Stop Waffling: How to Deliver an Effective Timeout
This article is all about delivering effective timeouts, so that we avoid serving up plain ‘waffles’ to our players. 🧇🧇
How does it look when we ‘waffle’ to our players?
We start talking as soon as players reach bench, and continues talking for as long as the referee allows us to.
We deliver a stream of generic and non-linked messages "we need to box out…we need to run our lanes…let's pick better shots…"
This is also known as "brain dumping" onto your players.
So, how do we avoid the Waffling Timeout?
First, assess the game situation.
Whose possession is it next?
From where - baseline, sideline, free throw?
What might the opponent do next?
Use the first 10-15 seconds to breathe and discuss with your assistant (if you have one). What do the team need in this moment?
Choose up to 3 key actions you want players to take in the next phase of the game.
Your tone of voice is important. Convey your belief in players, confidence in your message and accountability to team standards
Beat the referees to wrap your time-out. Your five players on court can always huddle together with the remaining time.

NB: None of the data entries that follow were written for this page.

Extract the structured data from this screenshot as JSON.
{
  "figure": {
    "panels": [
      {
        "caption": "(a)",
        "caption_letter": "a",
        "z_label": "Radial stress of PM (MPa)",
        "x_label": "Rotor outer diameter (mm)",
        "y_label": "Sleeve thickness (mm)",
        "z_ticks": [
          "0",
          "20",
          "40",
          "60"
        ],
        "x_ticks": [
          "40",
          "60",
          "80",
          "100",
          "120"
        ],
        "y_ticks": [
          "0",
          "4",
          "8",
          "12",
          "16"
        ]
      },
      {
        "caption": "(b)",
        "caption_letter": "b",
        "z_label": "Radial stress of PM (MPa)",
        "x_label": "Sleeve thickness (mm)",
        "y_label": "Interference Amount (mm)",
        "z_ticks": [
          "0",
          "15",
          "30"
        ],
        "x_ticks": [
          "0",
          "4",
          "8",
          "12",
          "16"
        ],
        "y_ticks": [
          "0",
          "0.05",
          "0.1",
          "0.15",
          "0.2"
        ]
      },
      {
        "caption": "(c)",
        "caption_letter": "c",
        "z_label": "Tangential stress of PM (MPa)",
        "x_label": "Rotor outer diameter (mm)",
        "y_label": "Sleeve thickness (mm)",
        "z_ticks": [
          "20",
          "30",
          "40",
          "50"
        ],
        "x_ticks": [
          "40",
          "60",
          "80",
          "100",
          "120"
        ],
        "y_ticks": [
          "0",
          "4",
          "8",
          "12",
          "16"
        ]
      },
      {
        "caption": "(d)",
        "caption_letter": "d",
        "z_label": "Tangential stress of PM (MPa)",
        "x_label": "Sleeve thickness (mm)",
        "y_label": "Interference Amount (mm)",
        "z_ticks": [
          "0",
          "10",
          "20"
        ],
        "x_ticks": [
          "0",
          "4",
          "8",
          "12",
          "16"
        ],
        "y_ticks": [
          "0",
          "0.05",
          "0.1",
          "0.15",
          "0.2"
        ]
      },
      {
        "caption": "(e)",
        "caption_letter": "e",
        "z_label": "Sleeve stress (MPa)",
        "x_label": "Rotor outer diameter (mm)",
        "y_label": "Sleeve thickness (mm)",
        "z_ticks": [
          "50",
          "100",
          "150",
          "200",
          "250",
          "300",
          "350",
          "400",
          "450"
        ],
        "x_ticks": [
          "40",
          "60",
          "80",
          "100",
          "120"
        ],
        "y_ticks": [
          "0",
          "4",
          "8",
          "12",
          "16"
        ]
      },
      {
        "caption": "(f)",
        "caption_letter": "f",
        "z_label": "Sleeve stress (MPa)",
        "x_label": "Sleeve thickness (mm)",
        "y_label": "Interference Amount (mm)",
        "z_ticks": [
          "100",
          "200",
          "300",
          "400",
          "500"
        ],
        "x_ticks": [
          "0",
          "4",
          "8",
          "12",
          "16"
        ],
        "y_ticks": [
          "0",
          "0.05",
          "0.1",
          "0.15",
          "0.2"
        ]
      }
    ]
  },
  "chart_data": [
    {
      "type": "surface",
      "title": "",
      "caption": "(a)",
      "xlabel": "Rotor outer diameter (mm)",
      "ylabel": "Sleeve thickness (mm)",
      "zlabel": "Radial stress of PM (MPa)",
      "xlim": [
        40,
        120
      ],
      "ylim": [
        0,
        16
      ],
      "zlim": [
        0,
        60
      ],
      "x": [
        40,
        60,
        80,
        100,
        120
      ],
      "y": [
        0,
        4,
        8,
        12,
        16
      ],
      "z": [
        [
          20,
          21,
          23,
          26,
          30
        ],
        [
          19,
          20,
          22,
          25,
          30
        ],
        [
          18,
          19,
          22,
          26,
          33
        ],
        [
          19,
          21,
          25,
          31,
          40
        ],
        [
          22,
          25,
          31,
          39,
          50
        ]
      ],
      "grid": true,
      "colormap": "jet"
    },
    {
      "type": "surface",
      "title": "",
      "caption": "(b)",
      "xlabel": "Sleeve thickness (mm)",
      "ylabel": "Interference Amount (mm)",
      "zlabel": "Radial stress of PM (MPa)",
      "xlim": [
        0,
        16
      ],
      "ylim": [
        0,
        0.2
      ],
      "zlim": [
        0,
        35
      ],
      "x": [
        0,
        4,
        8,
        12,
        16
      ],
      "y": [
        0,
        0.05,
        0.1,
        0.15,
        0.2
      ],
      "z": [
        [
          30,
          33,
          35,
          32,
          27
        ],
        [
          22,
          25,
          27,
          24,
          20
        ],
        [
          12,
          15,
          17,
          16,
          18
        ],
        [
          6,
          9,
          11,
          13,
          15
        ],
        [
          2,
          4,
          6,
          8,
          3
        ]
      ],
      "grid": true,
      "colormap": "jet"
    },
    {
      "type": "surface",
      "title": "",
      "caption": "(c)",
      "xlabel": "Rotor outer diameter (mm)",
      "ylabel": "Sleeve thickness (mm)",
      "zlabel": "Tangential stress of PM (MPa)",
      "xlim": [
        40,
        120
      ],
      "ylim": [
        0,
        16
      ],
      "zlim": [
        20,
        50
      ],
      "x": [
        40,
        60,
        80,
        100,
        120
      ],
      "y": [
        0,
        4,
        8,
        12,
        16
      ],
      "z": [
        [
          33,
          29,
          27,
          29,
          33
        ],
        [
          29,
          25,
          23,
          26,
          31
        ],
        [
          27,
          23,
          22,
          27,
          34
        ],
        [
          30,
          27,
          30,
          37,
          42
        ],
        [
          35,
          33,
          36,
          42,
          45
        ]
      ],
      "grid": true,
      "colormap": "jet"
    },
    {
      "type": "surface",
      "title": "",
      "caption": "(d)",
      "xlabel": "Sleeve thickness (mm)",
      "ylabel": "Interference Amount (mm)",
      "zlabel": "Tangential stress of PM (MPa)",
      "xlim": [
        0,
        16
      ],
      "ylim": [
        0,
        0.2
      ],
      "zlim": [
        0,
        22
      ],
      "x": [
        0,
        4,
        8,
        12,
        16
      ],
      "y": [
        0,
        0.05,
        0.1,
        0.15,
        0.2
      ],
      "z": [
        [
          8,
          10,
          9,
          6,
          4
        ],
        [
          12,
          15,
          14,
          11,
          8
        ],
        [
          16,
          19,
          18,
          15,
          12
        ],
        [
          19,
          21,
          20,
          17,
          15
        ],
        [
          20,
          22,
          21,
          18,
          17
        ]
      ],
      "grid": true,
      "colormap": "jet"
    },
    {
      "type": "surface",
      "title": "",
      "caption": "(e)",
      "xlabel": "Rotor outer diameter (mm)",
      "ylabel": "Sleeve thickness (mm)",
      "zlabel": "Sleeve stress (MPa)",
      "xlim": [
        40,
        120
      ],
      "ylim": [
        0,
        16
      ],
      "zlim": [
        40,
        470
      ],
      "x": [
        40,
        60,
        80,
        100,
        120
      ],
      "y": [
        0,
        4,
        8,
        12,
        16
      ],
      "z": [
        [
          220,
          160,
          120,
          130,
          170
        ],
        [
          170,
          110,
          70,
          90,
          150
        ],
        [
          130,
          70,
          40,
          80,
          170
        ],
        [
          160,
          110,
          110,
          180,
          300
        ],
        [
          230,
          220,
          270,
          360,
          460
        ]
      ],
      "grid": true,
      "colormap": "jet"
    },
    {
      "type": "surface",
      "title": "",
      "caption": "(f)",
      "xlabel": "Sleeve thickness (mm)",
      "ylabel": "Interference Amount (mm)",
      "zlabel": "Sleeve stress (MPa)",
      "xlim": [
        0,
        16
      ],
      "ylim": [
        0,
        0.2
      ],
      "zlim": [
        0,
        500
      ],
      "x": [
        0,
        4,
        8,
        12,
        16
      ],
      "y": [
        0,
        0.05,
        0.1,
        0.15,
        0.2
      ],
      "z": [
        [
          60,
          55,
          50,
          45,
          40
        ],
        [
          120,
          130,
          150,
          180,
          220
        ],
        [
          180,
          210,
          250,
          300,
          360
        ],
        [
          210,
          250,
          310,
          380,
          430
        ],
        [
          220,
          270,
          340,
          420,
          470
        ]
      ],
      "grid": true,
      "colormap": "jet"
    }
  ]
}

Here are two handy time-out strategies you can adopt to deliver an effective time-out:
#1 "Future-Focused Time-Out"
In this approach, we’re shifting the mindset from what has happened to the future (a ‘next play’ mentality).
Draw the next offensive possession (using whiteboard)
Change the team defence (e.g. half court match-up to full-court match-up)
Drive a cultural value you want to see
This is a good approach to reinforce a 'next play' mentality and model resilience to players during adversity, or to maintain their focus through a purple patch. The 'next offence' and 'next defence' segments should be ordered according to whose possession it is after the time-out.
#2 "Stop/Start/Keep Time Out"
We need to stop allowing them to drive middle
Start running your offence girls - let's run "Shakes" next play
Keep up your strong communication - it's setting a great tone for us tonight
This approach enables the coach to hold players accountable to a major on-court issue, but quickly shifts the focus back to the present and future whilst retaining players' confidence.